Posts Tagged ‘fluorescent colour’
Only quick at first sight
Whilst this pattern looks visually ‘quick’ it is really only quick at first sight. Prolonged study elicits multiple interpretations.
How to encourage the viewer to linger a while, that’s the question.
A few days ago I delivered one of my new paintings to the Old Lockup Studio in Cromford, ready for our pop up show Salon 1, on 18 August. Whilst I was there I tried to persuade Clay Smith and Rachael Pinks that my work took only a few minutes to make and that anyone could do it. When Rachael suggested that there was more thinking time than I was letting on I dismissed her comment, genuinely believing that I did very little of that. Since then I have become more aware of just how long I spend viewing and thinking (sometimes with little or no internal dialogue and sometimes with lots of it – two very different modes of ‘viewing’). Because I enjoy it so much, time flies and I hadn’t been noticing the passing of time. It turns out that it is hours a day, looking, thinking, editing by which I mean turning canvases around to see different variations and paying attention to what changes and how the colour behaves. Early mornings, sometimes I find that I have spent an hour without realising that I had been doing anything it all. And it is through these time distorting experiences that I come to appreciate that these patterns are indeed much slower than they may seem at first sight.
Duo Fluoro
Combining two fluorescent diptychs to create a quad that is also a duo, in that it ‘repeats’ once horizontally.
I had no conscious intention of making something in the colours of a warning signal (whether natural, as in animals with highly coloured marks for warning off potential predators or artificial, as in signs on emergency vehicles or architecture for example on bridges) but I had for some time experienced being impressed at how yellow works in such signs, and it must have found its way into my process.
Gestalten!
This pattern is somehow both simple and complex at the same time…
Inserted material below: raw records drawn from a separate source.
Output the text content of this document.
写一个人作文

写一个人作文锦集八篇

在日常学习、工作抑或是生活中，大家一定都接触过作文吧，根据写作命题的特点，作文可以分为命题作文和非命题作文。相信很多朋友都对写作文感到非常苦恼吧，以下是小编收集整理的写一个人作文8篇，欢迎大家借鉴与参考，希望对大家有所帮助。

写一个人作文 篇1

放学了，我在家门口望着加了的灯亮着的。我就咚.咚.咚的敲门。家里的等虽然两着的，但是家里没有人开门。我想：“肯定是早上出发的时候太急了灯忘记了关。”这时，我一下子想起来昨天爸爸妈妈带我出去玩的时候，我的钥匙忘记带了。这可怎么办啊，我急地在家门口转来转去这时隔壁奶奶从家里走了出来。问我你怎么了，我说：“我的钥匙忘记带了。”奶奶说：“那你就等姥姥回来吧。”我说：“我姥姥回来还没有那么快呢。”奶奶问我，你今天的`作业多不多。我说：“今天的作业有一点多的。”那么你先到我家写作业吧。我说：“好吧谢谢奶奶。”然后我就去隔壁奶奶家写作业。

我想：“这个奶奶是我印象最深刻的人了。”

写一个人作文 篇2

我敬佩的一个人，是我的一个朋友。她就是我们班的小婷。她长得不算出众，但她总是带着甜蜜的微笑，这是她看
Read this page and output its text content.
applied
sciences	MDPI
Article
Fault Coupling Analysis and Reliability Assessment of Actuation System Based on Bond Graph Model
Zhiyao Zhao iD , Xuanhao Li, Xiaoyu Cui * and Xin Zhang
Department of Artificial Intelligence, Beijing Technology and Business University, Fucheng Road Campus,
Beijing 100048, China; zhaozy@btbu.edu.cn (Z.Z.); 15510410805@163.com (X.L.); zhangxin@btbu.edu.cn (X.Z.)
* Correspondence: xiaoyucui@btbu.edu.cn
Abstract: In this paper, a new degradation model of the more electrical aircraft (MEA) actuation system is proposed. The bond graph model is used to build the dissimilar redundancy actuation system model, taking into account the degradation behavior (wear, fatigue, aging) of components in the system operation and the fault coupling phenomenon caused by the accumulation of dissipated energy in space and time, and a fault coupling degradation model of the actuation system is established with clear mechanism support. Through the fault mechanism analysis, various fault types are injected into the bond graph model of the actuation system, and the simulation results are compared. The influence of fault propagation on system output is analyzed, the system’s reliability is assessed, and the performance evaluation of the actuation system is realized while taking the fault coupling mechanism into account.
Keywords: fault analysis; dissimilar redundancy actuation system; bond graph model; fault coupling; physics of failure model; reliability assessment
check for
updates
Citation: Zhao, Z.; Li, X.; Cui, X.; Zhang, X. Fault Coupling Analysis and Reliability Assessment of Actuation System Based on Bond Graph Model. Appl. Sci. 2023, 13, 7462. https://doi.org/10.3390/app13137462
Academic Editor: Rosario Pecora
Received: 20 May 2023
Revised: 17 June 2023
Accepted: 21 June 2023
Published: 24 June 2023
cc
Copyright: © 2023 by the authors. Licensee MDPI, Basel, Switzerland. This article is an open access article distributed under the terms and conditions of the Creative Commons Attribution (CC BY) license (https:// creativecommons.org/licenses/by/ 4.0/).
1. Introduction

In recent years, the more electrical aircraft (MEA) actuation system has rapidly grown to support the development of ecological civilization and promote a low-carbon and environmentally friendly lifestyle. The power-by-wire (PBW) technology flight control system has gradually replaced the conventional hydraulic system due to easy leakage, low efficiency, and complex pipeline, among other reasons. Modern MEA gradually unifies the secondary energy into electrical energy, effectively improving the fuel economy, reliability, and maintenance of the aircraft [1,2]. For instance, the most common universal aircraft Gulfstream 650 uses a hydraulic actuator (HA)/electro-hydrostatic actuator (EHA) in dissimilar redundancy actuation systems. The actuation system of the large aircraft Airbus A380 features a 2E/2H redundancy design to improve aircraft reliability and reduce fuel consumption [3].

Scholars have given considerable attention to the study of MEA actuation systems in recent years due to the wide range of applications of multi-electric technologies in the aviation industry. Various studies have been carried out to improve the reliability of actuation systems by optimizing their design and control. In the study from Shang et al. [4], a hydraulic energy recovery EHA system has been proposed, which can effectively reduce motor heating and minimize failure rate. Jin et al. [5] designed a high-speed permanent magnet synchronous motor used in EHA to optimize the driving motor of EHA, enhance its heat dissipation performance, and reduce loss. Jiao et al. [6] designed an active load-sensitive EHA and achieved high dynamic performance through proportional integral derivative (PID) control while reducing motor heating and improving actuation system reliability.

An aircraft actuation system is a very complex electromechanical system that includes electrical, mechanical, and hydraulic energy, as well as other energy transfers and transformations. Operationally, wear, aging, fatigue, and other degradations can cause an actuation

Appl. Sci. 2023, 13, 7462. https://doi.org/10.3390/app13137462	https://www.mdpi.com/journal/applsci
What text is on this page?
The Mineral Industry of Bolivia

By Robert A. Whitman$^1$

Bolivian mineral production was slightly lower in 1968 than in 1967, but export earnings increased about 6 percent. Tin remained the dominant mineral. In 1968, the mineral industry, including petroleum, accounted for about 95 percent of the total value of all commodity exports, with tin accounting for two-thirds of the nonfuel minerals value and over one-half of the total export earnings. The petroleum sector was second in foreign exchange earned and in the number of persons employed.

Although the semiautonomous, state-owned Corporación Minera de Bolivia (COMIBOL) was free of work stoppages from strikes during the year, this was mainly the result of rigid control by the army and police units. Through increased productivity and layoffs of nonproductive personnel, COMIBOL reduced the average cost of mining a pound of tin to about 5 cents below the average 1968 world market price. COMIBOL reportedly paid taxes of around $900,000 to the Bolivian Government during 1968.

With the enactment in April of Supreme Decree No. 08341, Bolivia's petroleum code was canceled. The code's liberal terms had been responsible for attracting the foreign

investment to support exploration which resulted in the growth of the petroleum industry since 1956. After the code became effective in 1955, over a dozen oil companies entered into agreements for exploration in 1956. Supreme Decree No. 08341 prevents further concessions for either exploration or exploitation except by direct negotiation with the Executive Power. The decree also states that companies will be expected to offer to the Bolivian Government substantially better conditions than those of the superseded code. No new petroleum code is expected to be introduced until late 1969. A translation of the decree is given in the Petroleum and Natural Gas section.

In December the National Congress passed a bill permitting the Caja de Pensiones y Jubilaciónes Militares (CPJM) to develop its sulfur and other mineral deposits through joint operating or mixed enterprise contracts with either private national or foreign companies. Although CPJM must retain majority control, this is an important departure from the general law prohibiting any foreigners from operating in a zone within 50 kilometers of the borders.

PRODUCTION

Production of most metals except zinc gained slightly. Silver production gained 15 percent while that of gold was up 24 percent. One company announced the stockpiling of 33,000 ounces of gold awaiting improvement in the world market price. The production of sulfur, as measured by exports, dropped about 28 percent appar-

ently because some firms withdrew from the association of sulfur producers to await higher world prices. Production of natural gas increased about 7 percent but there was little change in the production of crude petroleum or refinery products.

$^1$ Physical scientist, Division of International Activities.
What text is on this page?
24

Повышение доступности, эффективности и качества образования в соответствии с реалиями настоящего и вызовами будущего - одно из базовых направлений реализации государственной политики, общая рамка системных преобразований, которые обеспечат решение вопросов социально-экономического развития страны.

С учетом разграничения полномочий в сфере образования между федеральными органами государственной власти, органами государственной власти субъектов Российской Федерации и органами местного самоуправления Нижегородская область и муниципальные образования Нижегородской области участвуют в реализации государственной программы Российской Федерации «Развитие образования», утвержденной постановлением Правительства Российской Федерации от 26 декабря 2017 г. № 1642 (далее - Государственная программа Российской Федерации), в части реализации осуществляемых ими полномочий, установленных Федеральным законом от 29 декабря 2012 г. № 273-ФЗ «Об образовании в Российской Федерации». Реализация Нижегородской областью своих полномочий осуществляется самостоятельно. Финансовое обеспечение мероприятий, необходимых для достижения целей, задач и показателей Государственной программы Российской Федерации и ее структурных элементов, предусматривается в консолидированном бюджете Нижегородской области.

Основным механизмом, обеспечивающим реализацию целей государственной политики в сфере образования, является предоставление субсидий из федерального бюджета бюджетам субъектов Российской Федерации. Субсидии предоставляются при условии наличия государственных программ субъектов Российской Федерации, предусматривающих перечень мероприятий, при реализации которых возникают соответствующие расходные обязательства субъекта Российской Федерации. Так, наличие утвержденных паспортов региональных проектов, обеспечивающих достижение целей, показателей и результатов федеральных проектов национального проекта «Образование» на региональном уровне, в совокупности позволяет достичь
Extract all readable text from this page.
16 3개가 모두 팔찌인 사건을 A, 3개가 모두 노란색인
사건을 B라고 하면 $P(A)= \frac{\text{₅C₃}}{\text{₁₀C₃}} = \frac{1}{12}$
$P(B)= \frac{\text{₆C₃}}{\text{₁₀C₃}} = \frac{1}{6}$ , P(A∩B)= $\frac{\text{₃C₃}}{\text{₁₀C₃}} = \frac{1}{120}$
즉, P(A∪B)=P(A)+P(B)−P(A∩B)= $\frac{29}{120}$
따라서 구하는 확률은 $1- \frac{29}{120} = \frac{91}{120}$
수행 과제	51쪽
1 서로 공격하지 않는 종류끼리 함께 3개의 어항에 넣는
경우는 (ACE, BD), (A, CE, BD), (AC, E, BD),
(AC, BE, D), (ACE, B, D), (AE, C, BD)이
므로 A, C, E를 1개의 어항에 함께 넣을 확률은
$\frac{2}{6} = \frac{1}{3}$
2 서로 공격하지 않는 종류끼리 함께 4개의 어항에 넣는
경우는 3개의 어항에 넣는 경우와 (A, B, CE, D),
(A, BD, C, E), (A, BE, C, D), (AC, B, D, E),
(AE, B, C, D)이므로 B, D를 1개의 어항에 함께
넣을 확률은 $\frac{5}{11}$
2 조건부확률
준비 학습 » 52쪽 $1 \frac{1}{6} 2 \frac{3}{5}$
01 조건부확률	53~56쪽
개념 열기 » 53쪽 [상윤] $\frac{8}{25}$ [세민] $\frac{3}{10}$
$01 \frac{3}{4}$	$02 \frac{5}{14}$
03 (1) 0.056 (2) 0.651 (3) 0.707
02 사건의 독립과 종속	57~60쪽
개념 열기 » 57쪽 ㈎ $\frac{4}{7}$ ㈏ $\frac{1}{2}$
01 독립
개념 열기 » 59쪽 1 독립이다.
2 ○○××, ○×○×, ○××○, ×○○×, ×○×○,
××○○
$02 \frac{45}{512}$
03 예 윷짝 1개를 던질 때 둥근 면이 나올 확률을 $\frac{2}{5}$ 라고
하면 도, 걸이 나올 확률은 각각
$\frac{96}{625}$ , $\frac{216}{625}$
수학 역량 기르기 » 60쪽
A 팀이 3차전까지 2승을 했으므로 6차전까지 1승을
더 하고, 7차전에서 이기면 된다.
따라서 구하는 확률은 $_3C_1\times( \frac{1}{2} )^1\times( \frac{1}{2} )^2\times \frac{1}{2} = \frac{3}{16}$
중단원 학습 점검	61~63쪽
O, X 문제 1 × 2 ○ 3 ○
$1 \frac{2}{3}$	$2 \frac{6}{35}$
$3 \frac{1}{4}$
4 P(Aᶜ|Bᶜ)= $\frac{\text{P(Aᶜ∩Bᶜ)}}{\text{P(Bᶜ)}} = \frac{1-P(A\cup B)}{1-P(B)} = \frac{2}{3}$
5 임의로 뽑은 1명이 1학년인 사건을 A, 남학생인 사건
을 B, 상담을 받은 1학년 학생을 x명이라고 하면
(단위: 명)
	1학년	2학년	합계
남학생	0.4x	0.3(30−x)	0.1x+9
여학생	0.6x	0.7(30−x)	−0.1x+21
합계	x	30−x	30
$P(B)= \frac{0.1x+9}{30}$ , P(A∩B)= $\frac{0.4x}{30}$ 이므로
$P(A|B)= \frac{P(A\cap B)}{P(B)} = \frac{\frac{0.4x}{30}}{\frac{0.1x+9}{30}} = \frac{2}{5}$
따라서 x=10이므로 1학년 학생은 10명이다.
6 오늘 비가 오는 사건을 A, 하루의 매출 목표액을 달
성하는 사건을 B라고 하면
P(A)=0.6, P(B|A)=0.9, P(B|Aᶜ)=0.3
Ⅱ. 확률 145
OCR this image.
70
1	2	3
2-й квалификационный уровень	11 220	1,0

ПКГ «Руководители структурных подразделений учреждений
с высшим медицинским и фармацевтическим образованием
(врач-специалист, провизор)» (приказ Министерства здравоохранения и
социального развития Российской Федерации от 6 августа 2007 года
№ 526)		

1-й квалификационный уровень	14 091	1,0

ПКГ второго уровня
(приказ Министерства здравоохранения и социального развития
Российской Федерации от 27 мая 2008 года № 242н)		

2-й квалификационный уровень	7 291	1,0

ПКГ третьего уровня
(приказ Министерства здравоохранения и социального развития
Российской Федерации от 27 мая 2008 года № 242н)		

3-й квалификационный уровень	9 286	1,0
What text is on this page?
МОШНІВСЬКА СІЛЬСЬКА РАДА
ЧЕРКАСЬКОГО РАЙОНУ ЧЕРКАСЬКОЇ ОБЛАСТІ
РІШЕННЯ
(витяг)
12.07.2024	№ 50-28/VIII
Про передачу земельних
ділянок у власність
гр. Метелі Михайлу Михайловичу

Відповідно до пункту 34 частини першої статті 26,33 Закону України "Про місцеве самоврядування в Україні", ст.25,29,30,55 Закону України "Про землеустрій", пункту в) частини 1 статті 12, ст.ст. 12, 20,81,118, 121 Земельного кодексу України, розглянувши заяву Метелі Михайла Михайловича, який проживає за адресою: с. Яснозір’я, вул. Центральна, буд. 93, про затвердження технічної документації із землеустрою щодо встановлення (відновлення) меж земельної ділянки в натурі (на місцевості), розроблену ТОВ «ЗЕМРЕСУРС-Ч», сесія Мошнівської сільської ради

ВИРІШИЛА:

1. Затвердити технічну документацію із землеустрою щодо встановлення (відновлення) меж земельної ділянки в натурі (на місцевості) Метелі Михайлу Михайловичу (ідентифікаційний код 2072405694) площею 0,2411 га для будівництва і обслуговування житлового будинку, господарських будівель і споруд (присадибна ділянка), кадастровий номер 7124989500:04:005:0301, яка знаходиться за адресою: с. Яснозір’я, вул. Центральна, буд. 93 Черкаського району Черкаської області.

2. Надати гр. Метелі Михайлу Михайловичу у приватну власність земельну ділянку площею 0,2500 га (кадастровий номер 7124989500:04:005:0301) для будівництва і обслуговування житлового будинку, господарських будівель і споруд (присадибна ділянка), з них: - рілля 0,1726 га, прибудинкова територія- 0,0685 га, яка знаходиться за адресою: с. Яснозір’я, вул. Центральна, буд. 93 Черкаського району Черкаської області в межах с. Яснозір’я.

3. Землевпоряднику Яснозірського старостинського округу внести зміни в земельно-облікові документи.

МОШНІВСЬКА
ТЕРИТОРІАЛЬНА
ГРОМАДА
I am intrigued by the way that the attention shifts from one gestalt to another, and especially the oscillating interpretations of figure and ground. Meditate on it for a few minutes and the colours seem also to transfer due to the ‘after imaging’ that ensues.
Eye Light and Sight Excite
Two tiny new paintings (diptychs) 6″ x 12″, acrylic on canvas: Eye Light and Sight Excite
…seeking to make a better show of what I could see going on when I made this big painting last year.
The fluorescent pink and orange seemed to interact with the yellow and white to shift them towards yellow/green and blue/grey. It was plain as day when I was painting it, but not always so easy to see once it was presented for viewing. The light makes a difference, the more daylight the more clearly the colour shift is seen. But I also had the sense that the scale, though dramatic, and I like that, may have been getting in the way, because the more distance I got the more likely I was to see the colour interactions. So, I decided to have another go with a different design and reduced scale.
You don’t really get the experience in a photo but I hope that the small scale means that you get drawn in and that means you study, and that means you get the optical effect that these paintings are partly about.